The 8.900 uF cap is working great for my points bike as the draw is intermittent.
Using a cap in parallel with a battery is more about surge capability, as the cap will discharge into a load before the battery as it has less internal resistance. It prevents voltage sags, a useful trait.
With a cap only the voltage regulation will flail about more than with a battery. My casquette mounted analog meter windmills between 12V - 18V on cap only.
I'm not understanding the value of putting a capacitor in parallel with a usable battery? As I figure it, your 8900uF cap, if it starts at 13V and discharges down to 8VDC, is releasing less than 1/2 of a Joule of energy. 0.50 watt-seconds at 12volts is the equivalent of delivering 40 milliamps for a second, or 1 amp for 1/24 of a second. It's not much usable power. The cap, even if it were 50,000 uF, is a tiny amount of energy capacity, relative to the battery.
The battery, on the other hand, is like a massive capacitor. Discharged to half of its theoretical capacity, a 12V 7Ah battery would have delivered something like 151,000 Joules of energy. At 12Volts, that would be like a 2000 Farad capacitor. I don't see the benefit of putting a .009 Farad cap in parallel with that massively larger capacitance?
Maybe it does help keep the regulator calm, which is the point of having the cap there as a "battery eliminator". How much did the regulator bounce without the capacitor present? Didn't you suspect the regulator of misbehaving, on account of it overcharging the battery in the first place? I recall you discussing this, but don't recall the details. Can you point me to the thread(s), where adding the cap was recommended?
The C5 electronics like a relatively constant voltage source. If the charging system when kicking it over pumps it up faster than the electronics bleed it down, it might be a winner.
If your big cap allows for a start up with your electronic ignition, you could use a 20A plug in auto-style fuse for starting isolation, then just plug it back in once it was running.
My idea is quite a bit different. I'm thinking to start the bike using a few alkaline cells, like 4 AAs, through one of the cheap and tiny, but remarkably efficient DC/DC BOOST converters that are ubiquitous these days.
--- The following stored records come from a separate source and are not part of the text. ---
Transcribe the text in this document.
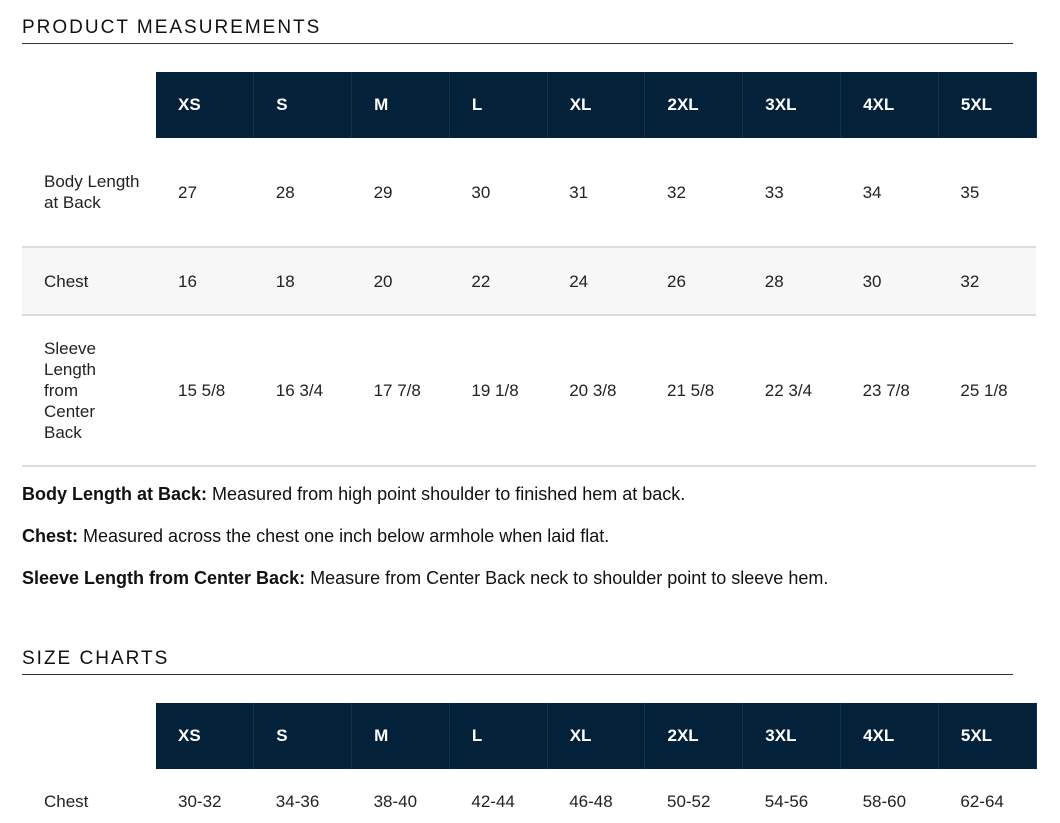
PRODUCT MEASUREMENTS
	XS	S	M	L	XL	2XL	3XL	4XL	5XL
Body Length at Back	27	28	29	30	31	32	33	34	35
Chest	16	18	20	22	24	26	28	30	32
Sleeve Length from Center Back	15 5/8	16 3/4	17 7/8	19 1/8	20 3/8	21 5/8	22 3/4	23 7/8	25 1/8

Body Length at Back: Measured from high point shoulder to finished hem at back.

Chest: Measured across the chest one inch below armhole when laid flat.

Sleeve Length from Center Back: Measure from Center Back neck to shoulder point to sleeve hem.

SIZE CHARTS
	XS	S	M	L	XL	2XL	3XL	4XL	5XL
Chest	30-32	34-36	38-40	42-44	46-48	50-52	54-56	58-60	62-64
This gadget would attach to my SAE battery tender port, and needs to generate enough energy to activate the fuel pump, power relay, ECU, and ignition. It can deliver that energy at it's leisure, over a minute or more. The capacitor is there to act as a 12V accumulator to start the bike, then keep the alternator / rect / reg happy once the engine is running. Once the bike is running the battery pack with the DC/DC Boost can be disconnected and go into my pocket. I think to play this game, the battery would need to be disconnected. Otherwise it would suck up all the power I can hope to deliver with a pitiful handful of dry cells.
The gadget is a kind of, as Dave Letterman used to say, a "stupid human trick", but, if my battery goes south, I much prefer to purchase my replacement over the internet, and in the meantime, I can ride, albeit carefully, probably turning off my headlight when the engine idles, or perhaps while revving my engine like the Harley guys in that South Park episode, "The F Word".